Although the trial is ongoing, the early results are encouraging, says Dr. Matthew Gorski, an ophthalmologist at Northwell Health in Great Neck, New York. However, more research is needed to test this experimental treatment.
“While the findings of the study are encouraging and provide hope for an improvement in the current ways to treat AMD,” Gorski said, “further studies with many more patients are needed to confirm the results and prove that this therapy is safe.”
After Kiss and colleagues finish their phase I clinical trial, they plan to launch a larger, prospective, multicenter controlled clinical trial to further study their gene therapy.
This isn’t the only potential breakthrough for AMD treatment. Other studies are also underway to develop and test more convenient and consistent methods of delivering treatment to people with wAMD.
In other gene therapy trials, scientists have been testing methods of surgically administering gene therapy under the retina, rather than using an injection that can be administered in a doctor’s office.

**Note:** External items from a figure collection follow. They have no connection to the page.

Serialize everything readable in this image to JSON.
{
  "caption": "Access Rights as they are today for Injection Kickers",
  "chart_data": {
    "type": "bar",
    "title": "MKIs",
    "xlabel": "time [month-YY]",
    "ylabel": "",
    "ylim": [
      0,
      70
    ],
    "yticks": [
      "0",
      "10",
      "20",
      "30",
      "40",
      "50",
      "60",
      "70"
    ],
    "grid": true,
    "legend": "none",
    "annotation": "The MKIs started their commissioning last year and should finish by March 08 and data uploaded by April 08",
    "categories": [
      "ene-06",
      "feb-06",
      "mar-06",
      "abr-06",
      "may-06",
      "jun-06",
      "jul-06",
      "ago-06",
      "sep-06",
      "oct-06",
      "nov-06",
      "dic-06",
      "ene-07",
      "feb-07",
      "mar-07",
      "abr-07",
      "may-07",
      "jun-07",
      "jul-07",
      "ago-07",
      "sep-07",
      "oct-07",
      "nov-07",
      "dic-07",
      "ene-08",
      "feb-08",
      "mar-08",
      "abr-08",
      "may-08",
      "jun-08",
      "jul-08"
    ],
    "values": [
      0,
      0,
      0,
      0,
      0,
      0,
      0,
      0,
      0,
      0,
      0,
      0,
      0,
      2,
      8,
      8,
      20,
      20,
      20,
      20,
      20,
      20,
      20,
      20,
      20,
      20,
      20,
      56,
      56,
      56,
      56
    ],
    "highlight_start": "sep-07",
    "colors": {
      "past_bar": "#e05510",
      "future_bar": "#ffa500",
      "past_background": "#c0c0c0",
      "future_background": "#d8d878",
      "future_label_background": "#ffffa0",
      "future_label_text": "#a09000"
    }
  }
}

Scientists have also been studying a treatment approach known as the Port Delivery System, in which an urnlike reservoir is implanted in the eye and periodically filled with medication. This medication is meant to slowly diffuse into the eye, reducing the need for frequent treatments.
“Time will quickly tell if one of those treatment models, or more than one of them, will end up helping our patients,” Garg said.
But for now, he emphasizes the importance of getting early and consistent treatment with the injections that are currently available.
When patients seek treatment early and follow their recommended injection schedule, it can prevent additional vision loss and sometimes reverse vision loss that’s already occurred.
“Most patients don’t mind coming in, because they know the current medicine helps them a lot,” Garg said.
“If we start to treat it earlier, that makes a huge difference to long-term outlook,” he added.